The Return of Haute Couture
With a new global clientele, fashion's highest art is on the rise
By CHRISTINA PASSARIELLO
Today haute couture is the most modern way to dress because it's very individual," says Pier Paolo Piccioli, who with Maria Grazia Chiuri designs Valentino's ethereal gowns. "It's like customizing your life; it means uniqueness."
There is no argument that haute couture is supremely beautiful. To think of it as the apex of modernity, however, goes against conventional wisdom. In fact, for several years, haute couture has been repeatedly declared on the brink of extinction. But perhaps reports of its death were premature. The strictly governed French craft of handmade and custom-fitted clothing, which is more than a century old, is undergoing a renaissance. In the past few years, six new labels have been awarded the official haute couture designation and entered the fray, bringing the total number of couture houses to 12. Long-established couturiers like Chanel and Valentino are reporting healthy sales. And new customers from emerging markets like China, Brazil, the Middle East and Russia have stepped in to bolster the ranks of the fading old guard.

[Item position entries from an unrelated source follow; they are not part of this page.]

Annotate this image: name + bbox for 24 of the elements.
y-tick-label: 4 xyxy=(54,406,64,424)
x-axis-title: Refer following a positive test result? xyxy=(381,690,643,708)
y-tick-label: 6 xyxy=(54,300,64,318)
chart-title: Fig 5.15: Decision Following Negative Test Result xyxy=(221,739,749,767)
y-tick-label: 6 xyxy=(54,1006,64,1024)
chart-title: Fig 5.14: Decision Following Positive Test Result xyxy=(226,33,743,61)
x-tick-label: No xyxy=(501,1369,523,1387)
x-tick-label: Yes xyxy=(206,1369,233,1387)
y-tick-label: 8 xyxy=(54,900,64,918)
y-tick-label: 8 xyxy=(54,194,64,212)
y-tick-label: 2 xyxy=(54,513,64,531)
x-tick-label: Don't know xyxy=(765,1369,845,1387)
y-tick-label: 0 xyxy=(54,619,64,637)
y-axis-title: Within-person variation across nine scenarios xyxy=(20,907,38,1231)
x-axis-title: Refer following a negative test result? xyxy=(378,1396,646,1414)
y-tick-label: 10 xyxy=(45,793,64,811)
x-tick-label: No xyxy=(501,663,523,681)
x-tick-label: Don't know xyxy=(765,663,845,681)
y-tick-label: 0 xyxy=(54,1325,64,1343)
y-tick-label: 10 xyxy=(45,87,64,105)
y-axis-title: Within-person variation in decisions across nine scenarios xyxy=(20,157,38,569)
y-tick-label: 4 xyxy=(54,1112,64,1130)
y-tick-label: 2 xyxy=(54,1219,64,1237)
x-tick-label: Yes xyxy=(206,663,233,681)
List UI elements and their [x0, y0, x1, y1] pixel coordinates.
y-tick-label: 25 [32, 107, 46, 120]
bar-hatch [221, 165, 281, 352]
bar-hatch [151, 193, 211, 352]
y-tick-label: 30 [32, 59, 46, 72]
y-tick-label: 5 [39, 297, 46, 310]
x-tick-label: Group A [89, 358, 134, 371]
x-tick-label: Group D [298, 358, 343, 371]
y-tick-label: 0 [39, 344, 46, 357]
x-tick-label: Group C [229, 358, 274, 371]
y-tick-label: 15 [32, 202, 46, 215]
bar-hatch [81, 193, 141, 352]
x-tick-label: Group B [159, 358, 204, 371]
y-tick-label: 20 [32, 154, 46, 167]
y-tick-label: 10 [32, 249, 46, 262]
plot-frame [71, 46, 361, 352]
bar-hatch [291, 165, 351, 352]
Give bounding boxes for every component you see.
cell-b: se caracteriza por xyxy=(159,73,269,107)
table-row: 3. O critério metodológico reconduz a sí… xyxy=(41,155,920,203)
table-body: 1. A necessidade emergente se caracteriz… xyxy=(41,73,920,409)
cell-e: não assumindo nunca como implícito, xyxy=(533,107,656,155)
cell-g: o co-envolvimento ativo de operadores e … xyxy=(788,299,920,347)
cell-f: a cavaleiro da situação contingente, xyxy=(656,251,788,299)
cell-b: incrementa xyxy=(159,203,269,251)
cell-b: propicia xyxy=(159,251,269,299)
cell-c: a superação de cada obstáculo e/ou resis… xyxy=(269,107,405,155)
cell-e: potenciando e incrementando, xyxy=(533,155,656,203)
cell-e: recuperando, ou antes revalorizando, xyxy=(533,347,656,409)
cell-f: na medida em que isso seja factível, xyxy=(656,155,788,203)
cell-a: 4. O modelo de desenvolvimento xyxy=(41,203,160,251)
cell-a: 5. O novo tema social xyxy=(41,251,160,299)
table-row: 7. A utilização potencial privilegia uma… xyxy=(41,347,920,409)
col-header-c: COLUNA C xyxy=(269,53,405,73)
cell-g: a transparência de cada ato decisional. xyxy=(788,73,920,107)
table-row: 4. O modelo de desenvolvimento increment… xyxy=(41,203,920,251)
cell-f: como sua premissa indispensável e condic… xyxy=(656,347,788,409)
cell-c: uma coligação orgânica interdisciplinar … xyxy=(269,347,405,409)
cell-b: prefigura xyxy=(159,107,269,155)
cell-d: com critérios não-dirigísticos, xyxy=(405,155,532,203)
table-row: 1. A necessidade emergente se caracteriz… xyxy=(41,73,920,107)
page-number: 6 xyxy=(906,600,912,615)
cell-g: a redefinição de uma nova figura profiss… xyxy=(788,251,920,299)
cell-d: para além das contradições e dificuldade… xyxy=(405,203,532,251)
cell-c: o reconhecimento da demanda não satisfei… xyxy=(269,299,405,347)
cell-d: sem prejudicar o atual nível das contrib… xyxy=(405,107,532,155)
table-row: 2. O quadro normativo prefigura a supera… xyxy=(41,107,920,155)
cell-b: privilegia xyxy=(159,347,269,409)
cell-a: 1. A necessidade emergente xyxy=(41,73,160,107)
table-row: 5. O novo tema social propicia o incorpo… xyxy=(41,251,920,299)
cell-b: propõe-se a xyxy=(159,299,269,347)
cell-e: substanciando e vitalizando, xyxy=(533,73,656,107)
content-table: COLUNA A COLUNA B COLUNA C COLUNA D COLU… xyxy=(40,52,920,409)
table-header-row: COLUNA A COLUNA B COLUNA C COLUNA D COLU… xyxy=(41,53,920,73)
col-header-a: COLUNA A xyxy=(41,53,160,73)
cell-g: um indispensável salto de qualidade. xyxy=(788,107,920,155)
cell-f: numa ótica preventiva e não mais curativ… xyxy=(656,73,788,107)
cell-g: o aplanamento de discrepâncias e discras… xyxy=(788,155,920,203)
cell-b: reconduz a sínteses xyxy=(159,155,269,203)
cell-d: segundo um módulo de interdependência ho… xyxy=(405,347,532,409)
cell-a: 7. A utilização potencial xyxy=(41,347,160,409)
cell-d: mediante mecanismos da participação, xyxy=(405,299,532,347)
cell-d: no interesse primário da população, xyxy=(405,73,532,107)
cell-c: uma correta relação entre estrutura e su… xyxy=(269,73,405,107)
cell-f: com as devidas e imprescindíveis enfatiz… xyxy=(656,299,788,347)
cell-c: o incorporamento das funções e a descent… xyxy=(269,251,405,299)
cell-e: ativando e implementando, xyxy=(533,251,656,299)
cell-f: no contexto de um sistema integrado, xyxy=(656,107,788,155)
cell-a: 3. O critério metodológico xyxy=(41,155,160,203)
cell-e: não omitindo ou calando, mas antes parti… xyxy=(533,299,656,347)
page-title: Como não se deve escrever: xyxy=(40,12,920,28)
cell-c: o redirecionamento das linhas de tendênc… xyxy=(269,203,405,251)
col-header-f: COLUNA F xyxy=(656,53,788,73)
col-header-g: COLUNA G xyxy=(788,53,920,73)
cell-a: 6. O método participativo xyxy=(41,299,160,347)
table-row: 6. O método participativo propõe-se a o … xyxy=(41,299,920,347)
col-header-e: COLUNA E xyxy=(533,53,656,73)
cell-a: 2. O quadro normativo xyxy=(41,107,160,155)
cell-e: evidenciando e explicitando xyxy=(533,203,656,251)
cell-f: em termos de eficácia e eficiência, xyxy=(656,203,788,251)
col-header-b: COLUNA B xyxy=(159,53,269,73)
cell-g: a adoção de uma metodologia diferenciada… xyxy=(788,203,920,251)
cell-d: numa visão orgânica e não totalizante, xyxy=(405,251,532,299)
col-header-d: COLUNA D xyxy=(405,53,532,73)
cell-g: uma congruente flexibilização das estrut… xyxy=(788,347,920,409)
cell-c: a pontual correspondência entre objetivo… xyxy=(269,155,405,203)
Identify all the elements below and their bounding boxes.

The current state of couture has emerged from the ashes of economic turmoil. "Couture seems more relevant now than it was in the boom years," says designer Donatella Versace, who this season returned Atelier Versace to the official couture runway after eight years of low-key presentations. "The global downturn has made people think about the value of things. Couture may be expensive, but as a reflection of the designer's art, and as an expression of pure creativity in fashion, it is unsurpassed."

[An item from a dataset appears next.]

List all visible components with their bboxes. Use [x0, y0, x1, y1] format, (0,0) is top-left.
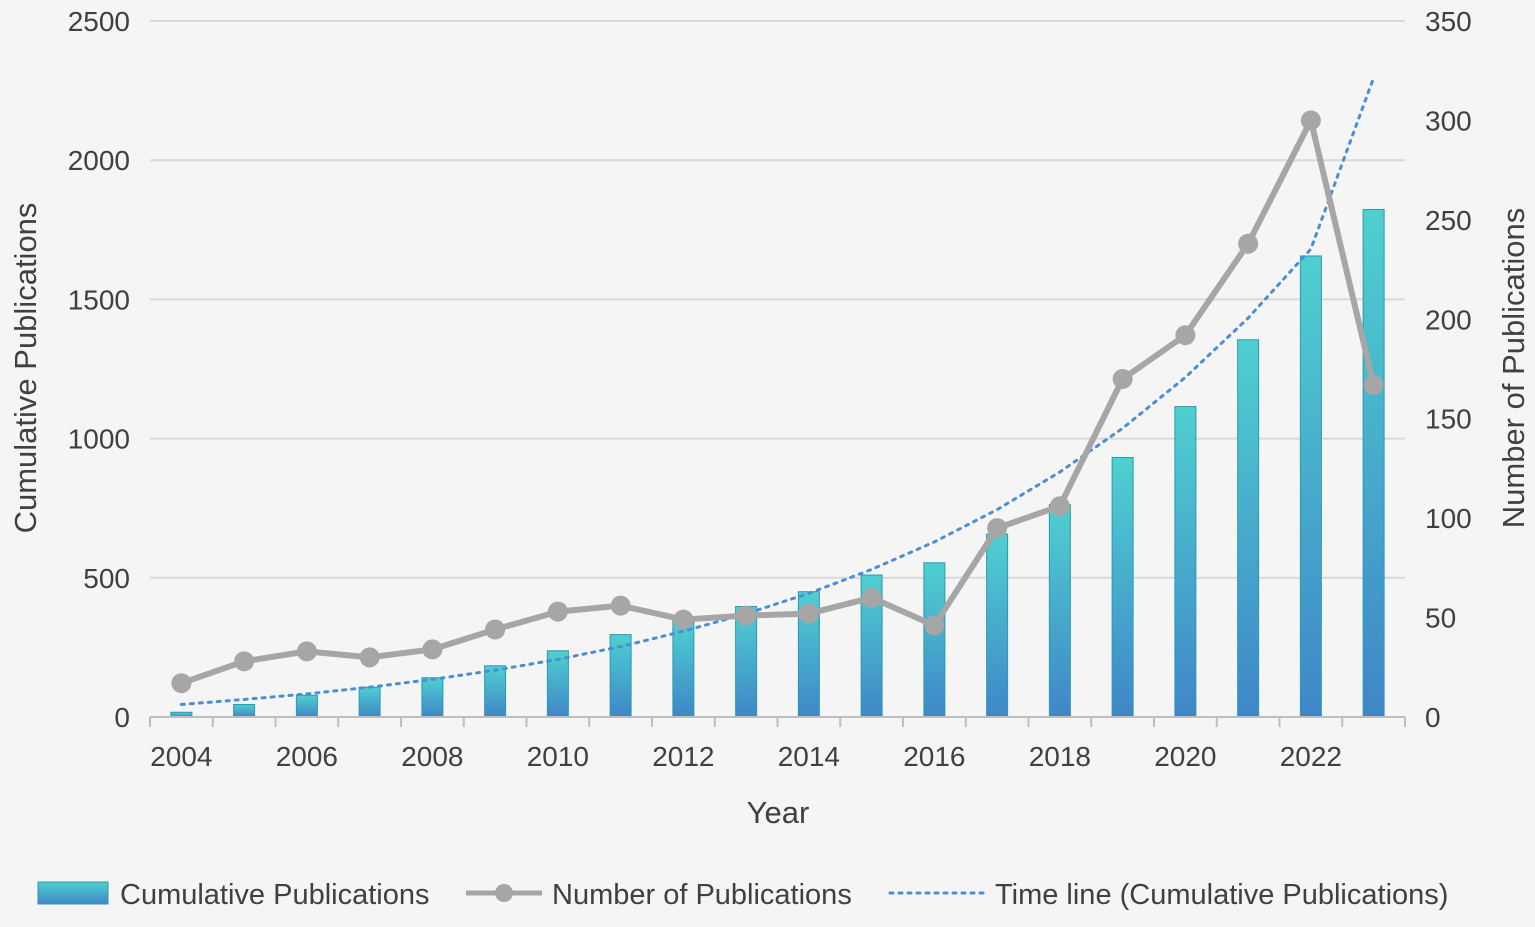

As a rule, couture houses are secretive about their clientele. Purchasing a custom-made, five-figure piece of clothing comes with the gift of discretion, a rare commodity in our publicity-crazed world. But executives describe many of their new clients as relatively young working women—doctors, lawyers, executives—who spend their own salaries, often on daywear and not merely for special occasions like weddings and black-tie galas. One of Valentino's recent couture clients, for example, is an equestrian enthusiast who wanted a bespoke jacket to wear with her riding pants.
Where you can really see a marked shift is in many of these houses' post-show itineraries. Up until just a few years ago, most clients were in the U.S. and Western Europe, and after the runway shows in Paris, designers would take their collections to New York City and Los Angeles for additional presentations. Now Dior, Chanel and Armani Privé all go to Hong Kong, Shanghai and Dubai, and do private appointments in many other cities. The atelier heads also travel for individual fittings, maintaining the personalized relationship the houses have long cultivated with their clients despite couture's recently globalized nature.
This all evokes a culture very different from that of traditional haute couture: wealthy socialites in grand dresses from idolized designers such as Christian Dior and Jeanne Lanvin. For many years, that's certainly what it was. After World War II, these houses outfitted a newly prosperous class of society ladies, heiresses and royalty, from Babe Paley, Marella Agnelli and Grace Kelly in the '50s and '60s to Nan Kempner, Lynn Wyatt and Dodie Rosekrans in the '70s and '80s. Meanwhile the '90s saw the rise of prodigious and quite public couture buyers like Mouna al-Ayoub, then the wife of a Saudi businessman, and Suzanne Saperstein, a former Swedish model who was the wife of a Texas billionaire. They stand in stark contrast to the discreet shopper of today. Now it's difficult to find women who so openly display their membership to the couture club.
But couture also began to get stuck in the past. Women entered the workforce and discovered the efficient pleasure of buying off the rack; ready-to-wear itself became a glossier commodity. It was previously the domain of department stores, which traveled to Paris to visit couture salons and buy the right to produce cheaper versions of their collections on an industrial scale. Yves Saint Laurent changed that second-fiddle reputation when he created his first full ready-to-wear collection in 1966 in an attempt to democratize high fashion. When Cristobal Balenciaga shuttered his couture atelier in 1968, it was clear that times had changed.
Couture seemed to hit rock bottom in the middle of the last decade, when Balmain, Yves Saint Laurent, Emanuel Ungaro and Christian Lacroix all showed their final collections. For the labels that remained, couture became a way to stand out amid the clutter of hundreds of ready-to-wear lines. For the likes of Dior, Chanel and Valentino—which all typically reserved a sky's-the-limit budget both for dramatic staging and the collections themselves—the image of haute couture provided a halo of luxury around the label to help peddle mass-market items such as perfume and makeup.
As haute couture undergoes the process of revival once more, its insular and quintessentially Parisian nature is changing. To wit, many of today's practitioners are not French. Italian designer Giambattista Valli debuted just last year, joining Giorgio Armani, which launched couture label Armani Privé in 2005, and Versace, which began in 1989 as part of the Milanese contingent. And there's Lebanese designer Elie Saab, who does a robust business for his gowns. Perhaps it's only fitting for what appears to be couture's ever more global future.